Although this question arises from an exercise, you have already done almost all of the work to solve it. Your question is basically "should I be using the energy $E$ or the average energy $\overline{E}$ here?" or "am I justified in solving the problem this way?". This is a conceptual question, connected with the transformation of ensembles between microcanonical and canonical, which I believe this exercise is trying to help illustrate. So this answer will concentrate on that context.
You are correct that the energy $E$ of your paramagnet system is a simple linear function of the spin excess $2s$. So, go ahead, as you imply in your question: use that equation to substitute for $s$ in your entropy equation, to give you an entropy function $S(E)$. Use that to calculate a Helmholtz function, at a given $T$, which for the moment I'll call $\mathcal{F}(E)=E-TS(E)$. Do as the exercise asks: differentiate $\mathcal{F}(E)$ to find the energy $E=\hat{E}$ which minimizes $\mathcal{F}(E)$ and compare with the average energy $\overline{E}$ which comes from analyzing this model in the canonical ensemble (at temperature $T$). I'm leaving all of that to you.

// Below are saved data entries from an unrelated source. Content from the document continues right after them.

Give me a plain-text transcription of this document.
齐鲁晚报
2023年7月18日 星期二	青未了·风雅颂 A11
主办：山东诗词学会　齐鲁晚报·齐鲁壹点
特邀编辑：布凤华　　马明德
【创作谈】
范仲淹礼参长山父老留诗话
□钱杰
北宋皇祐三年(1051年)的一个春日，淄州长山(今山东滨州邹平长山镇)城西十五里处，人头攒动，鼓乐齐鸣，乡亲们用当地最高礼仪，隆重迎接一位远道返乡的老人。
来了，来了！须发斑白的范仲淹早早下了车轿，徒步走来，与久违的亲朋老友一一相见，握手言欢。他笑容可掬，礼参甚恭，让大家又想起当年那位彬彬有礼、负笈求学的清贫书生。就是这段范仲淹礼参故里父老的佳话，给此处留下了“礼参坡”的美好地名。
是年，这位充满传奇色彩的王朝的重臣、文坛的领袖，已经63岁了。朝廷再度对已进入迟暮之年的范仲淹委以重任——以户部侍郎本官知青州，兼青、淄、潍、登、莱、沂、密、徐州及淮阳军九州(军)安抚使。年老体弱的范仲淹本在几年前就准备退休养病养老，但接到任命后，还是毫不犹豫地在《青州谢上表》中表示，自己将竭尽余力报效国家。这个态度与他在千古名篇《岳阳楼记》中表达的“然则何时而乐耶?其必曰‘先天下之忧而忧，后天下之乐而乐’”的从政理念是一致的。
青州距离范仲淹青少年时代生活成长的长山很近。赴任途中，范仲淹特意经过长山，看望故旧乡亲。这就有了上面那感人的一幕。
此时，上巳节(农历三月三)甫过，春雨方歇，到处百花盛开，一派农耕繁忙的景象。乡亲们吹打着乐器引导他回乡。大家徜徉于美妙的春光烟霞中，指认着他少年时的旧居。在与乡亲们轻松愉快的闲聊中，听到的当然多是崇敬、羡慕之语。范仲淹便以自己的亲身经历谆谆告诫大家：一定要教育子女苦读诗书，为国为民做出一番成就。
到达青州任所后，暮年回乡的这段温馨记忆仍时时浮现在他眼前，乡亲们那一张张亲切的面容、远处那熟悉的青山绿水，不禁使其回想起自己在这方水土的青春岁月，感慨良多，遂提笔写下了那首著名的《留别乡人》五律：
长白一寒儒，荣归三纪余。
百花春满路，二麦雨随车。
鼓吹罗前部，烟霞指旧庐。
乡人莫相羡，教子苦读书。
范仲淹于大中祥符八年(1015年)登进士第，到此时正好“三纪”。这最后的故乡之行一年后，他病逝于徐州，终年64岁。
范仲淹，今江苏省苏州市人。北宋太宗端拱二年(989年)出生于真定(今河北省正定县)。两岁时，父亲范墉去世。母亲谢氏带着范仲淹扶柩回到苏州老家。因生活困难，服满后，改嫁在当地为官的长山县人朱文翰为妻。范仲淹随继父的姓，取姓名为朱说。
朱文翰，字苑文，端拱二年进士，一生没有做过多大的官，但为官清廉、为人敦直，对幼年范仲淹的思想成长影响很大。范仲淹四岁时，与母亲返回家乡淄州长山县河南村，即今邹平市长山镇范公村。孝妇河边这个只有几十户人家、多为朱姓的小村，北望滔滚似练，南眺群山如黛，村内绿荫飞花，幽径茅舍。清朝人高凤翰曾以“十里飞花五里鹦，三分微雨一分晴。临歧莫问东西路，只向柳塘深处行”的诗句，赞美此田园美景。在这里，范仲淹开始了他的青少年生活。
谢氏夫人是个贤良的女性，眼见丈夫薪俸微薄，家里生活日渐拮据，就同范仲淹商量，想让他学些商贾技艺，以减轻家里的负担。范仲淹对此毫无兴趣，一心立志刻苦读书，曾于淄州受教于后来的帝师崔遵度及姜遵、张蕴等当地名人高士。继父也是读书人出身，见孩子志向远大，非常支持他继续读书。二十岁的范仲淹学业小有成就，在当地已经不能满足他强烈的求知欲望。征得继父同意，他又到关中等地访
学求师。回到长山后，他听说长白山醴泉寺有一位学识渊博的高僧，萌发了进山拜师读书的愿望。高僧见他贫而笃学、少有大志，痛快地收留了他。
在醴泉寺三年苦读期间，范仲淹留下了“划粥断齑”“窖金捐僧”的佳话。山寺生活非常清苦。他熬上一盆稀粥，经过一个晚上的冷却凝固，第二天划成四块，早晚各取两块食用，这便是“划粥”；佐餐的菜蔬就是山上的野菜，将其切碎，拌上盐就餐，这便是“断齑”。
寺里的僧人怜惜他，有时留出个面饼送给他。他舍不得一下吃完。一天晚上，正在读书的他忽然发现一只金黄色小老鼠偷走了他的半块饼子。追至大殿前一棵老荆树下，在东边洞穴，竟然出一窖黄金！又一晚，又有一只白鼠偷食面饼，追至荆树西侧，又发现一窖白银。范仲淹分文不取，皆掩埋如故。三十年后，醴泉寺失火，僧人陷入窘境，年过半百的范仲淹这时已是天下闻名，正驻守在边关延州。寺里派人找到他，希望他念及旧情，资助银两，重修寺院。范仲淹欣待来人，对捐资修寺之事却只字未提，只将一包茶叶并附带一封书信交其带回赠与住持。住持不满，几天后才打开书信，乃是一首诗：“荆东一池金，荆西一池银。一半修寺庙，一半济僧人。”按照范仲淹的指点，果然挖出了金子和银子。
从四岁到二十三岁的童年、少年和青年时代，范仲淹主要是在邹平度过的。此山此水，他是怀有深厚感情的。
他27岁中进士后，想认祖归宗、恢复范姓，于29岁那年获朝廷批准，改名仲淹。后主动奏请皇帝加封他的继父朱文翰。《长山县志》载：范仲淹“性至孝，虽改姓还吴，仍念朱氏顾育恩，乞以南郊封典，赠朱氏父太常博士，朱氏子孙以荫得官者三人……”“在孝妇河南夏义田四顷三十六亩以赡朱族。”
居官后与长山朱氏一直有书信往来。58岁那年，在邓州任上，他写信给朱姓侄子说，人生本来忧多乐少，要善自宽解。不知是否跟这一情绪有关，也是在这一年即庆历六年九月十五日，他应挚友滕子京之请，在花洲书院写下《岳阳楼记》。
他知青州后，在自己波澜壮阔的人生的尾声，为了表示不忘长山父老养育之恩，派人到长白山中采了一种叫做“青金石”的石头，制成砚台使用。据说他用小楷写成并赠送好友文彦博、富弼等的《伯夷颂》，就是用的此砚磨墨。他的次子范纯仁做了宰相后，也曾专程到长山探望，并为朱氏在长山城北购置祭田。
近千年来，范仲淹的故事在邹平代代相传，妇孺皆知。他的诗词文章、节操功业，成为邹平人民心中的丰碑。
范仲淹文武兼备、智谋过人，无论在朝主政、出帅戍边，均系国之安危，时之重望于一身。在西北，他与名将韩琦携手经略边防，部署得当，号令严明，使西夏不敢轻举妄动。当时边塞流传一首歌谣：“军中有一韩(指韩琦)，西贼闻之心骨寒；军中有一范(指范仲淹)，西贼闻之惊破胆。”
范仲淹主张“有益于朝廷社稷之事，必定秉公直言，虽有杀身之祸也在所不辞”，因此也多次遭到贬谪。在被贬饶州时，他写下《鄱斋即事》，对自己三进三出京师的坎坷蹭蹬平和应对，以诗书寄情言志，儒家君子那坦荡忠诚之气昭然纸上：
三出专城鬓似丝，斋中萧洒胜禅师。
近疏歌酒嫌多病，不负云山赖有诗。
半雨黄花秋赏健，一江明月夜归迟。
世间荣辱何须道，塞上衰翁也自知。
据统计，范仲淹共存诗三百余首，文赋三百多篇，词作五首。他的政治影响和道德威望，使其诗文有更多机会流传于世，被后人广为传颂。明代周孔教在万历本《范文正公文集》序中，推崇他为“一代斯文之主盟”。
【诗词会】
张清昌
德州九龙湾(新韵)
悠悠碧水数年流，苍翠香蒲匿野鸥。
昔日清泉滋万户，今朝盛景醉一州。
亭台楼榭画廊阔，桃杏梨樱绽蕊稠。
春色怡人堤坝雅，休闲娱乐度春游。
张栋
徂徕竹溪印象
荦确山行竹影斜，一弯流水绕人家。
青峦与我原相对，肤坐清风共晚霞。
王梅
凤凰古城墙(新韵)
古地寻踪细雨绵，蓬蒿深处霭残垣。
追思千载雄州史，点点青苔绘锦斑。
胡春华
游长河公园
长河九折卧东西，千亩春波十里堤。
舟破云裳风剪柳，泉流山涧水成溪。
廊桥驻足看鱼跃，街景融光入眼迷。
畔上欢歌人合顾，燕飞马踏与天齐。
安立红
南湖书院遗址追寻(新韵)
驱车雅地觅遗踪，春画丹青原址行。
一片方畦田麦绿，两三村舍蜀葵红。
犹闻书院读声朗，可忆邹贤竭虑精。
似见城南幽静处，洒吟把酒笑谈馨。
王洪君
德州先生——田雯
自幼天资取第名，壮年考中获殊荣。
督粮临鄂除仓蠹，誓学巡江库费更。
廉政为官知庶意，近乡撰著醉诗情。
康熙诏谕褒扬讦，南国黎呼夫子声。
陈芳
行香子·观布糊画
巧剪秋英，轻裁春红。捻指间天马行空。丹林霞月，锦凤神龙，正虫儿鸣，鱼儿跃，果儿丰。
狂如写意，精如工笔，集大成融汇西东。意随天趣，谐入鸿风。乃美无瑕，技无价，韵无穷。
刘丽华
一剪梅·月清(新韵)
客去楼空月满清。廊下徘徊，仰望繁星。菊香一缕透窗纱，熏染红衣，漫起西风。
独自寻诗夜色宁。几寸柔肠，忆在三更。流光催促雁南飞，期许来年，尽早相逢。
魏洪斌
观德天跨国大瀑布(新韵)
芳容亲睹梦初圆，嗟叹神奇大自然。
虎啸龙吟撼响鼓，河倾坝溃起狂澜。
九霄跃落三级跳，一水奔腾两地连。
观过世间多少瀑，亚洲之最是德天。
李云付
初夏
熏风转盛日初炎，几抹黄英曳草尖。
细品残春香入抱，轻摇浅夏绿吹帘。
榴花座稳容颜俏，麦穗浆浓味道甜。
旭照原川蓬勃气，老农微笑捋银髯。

The conversion between microcanonical and canonical ensembles is found in many statistical mechanics books. In the canonical ensemble at temperature $T$, the probability distribution function for energy may be written
$$
\mathcal{P}(E) \propto \Omega(E)\exp(-E/k_BT)
$$
where $\Omega(E)$ is the density of states (number of states per unit energy),
and $\exp(-E/k_BT)$ is the Boltzmann factor for energy $E$. NB, here I am glossing over the fact that $E$ only takes discrete values in this spin model: I am treating it as a continuous variable (as the exercise expects you to do, when you differentiate with respect to $E$).
$\Omega(E)$ is a very rapidly increasing function of $E$, for large $N$. The Boltzmann factor is a very rapidly decreasing function of $E$ (which is, after all, an extensive variable). The consequence is that $\mathcal{P}(E)$ has a very sharp peak at some value $E=\hat{E}$. Moreover, because of the sharpness, this value will be very close to the average energy $\overline{E}$. Before differentiating to find the maximum of $\mathcal{P}(E)$, it is convenient to take logs:
$$
-k_BT \ln \mathcal{P}(E) = E- k_BT\ln\Omega(E) + \text{const} = E-TS(E) + \text{const} = \mathcal{F}(E) + \text{const},
$$
where we recognize $S(E)=k_B\ln\Omega(E)$,
the formula which was used to obtain your entropy expression.
Differentiating $\mathcal{F}(E)$ with respect to $E$,
setting to zero,
and hence finding $\hat{E}$,
is the key step.
In the process of doing that, one gets to match up the energy $E$
of the microcanonical ensemble with the temperature of the canonical ensemble,
by requiring
$$
\left . \frac{\partial S(E)}{\partial E} \right|_{E=\hat{E}}=\frac{1}{T}
$$
One can go further and discuss the width of the $\mathcal{P}(E)$ distribution,
the link between $\mathcal{F}(\hat{E})$ and the thermodynamic free energy $F$,
and so on,
but that would go beyond the scope of the question.
The main point is that,
provided $N$ is large,
we get the desired result:
the temperature $T$ in the canonical ensemble is chosen to make
$\overline{E}\approx \hat{E}=E$ in the microcanonical ensemble.